Ne zaman ki, 15 Temmuz 2016’da FETÖ darbeye kalkıştı, Türkiye o zaman gerçeği anladı. Arkasına emperyalizmi alan, bir darbe girişiminin ötesinde, Türkiye’yi işgal etmek, iç savaş çıkarmak için programlanan darbecilerin siyasette, iş dünyasında, sivil-asker bürokraside nasıl örgütlendiklerini öğrendi. 

Peki, geçen sürede darbecilerle hesaplaşmak, bir daha darbe yaşamamak için gerekli dersler çıkarıldı mı? 
Tarihsel muhasebe yapıldı mı? 
Siyasal ve toplumsal özeleştiri verildi mi? 

Birlikte tartışalım...

Birincisi; darbecilerle mücadele için etkin ve yetkin bir hukuk sistemi, tarafsız ve bağımsız bir yargı düzeni, halka güven veren, hızlı, saygın bir adalet mekanizması şart. Bu olgunluğa ulaşmış bir hukuk devleti, Batı’nın hukuk ve insan haklarını gerekçe gösterip, Türkiye’nin içişlerine karışmasını da baştan engeller. 

İkincisi; devlet yönetiminde, bürokraside ehliyeti, liyakati, Cumhuriyete, millete sadakati, hukukun üstünlüğüne bağlılığı esas alan bir işleyiş zorunlu. Devlet yönetiminin, bürokrasinin tarikat-cemaat kota ve kompartımanları üzerinden parsellenmesi; tarikat aidiyetinin, cemaat mensubiyetinin, parti vesayetinin öne çıkması, bürokrasinin siyasallaşması, devleti işlemez hale getiriyor. Yurttaşın devlete olan güvenini, saygısını, bağını zayıflatıyor.

NATO’culuk ve FETÖ’cülük
Üçüncüsü; Atatürk’ün “Cumhuriyet bilhassa kimsesizlerin kimsesidir” diyerek vurguladığı gibi, Cumhuriyetin halkçı, kamucu, eşitlikçi, toplumcu karakterine dönmesi gerekli. Yoksul ailelerin zeki, akıllı, başarılı çocuklarına devletin okulları, yurtları sahip çıkmazsa, bu çocukların kimlerin eline düştüğünü, nasıl yetiştirildiğini, beyinlerinin ne ölçüde yıkandığını 3 yıl önce yaşadı Türkiye. 

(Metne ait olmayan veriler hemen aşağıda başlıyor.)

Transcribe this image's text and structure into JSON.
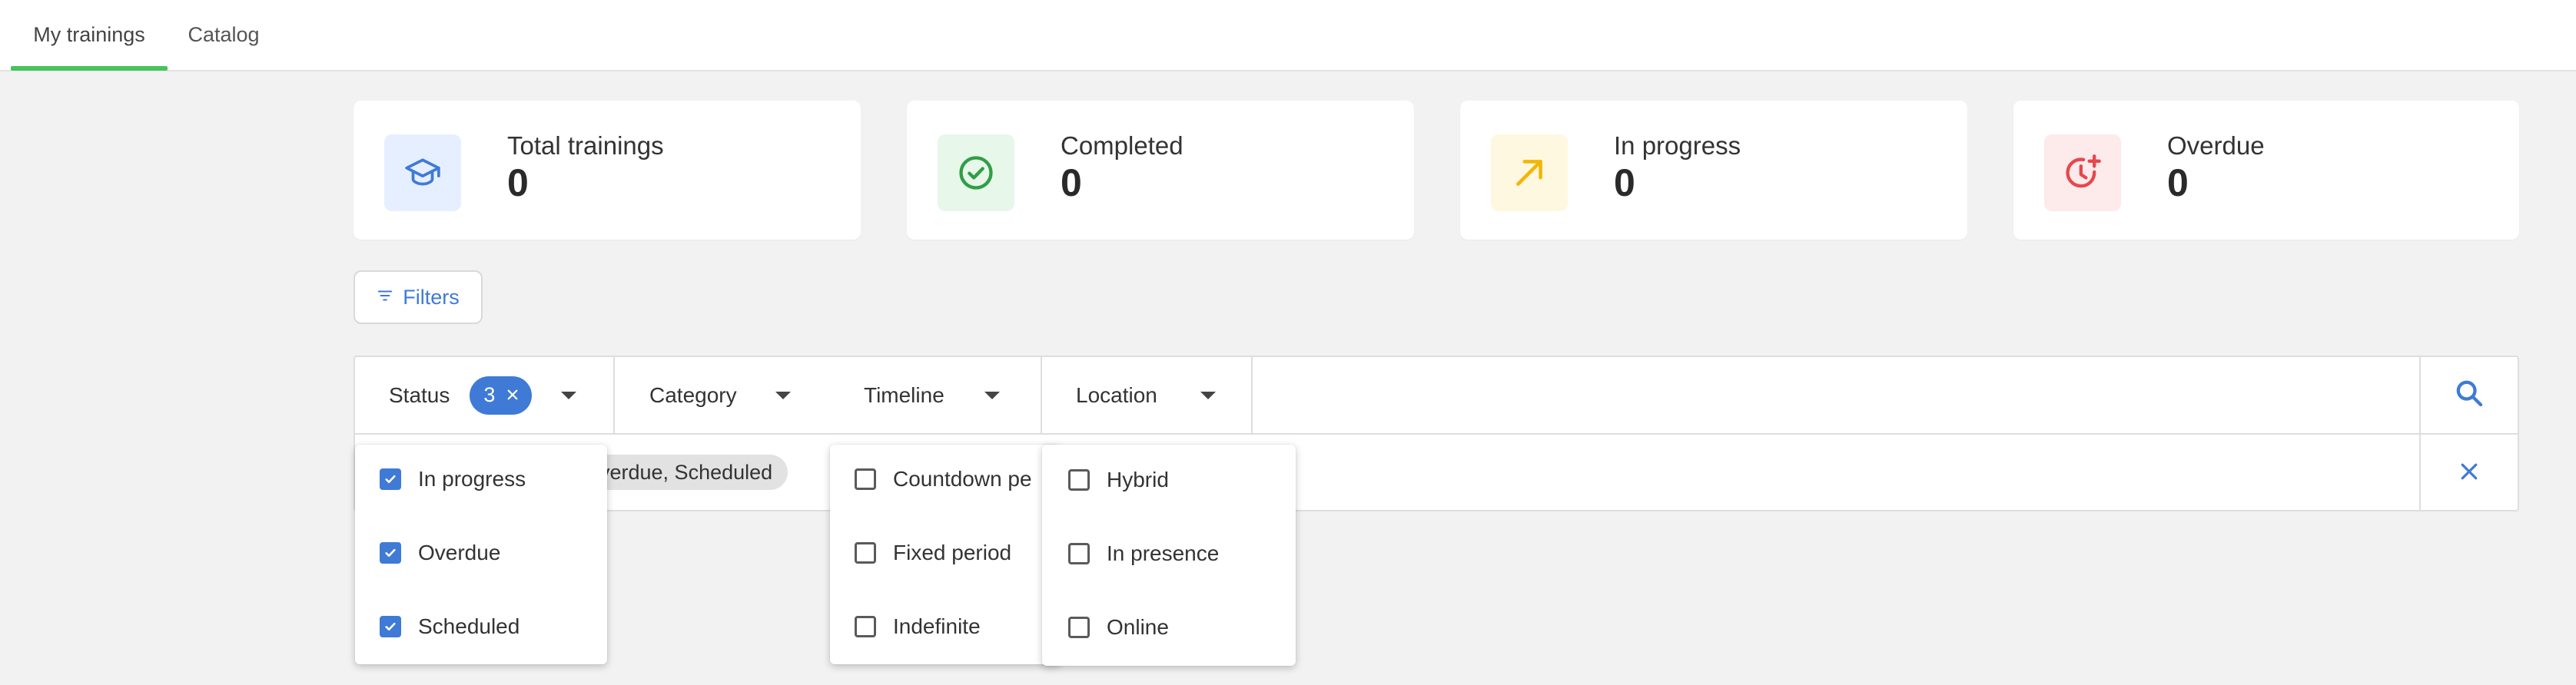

Dördüncüsü; emperyalizm destekli tüm terör örgütlerinin yurtdışı destekleri ve mali kaynakları çökertilmeli. 15 Temmuz 2016’dan beri darbecilerin ABD ve Almanya tarafından nasıl kollandığı malum. Darbe gecesi İncirlik Üssü’nde Türkiye aleyhine ne dolapların çevrildiği biliniyor. NATO’culukla hesaplaşmadan, FETÖ’cülükle mücadele eksik kalıyor.

Beşincisi; laikliğin, laik eğitimin, laik toplumun, laik devlet yapısının zayıf düşmesiyle, ABD destekli FETÖ’nün güçlenmesi arasındaki ilişki doğru kurulmalı. Aklı ve bilimi dışlayıp, dini özünden uzaklaştırıp, kerameti kendinden menkul tarikat şeyhlerinin önünü açınca, ülkemizin başına ne belaların geldiğini, hem 15 Temmuz gecesinden hem çocuk istismarından, tacizden, tecavüzden, badeci şeyhlerden biliyoruz. 

Sözün özü; Cumhuriyetten uzaklaşmak, darbeleri önlemiyor. Tersine, önünü açıyor.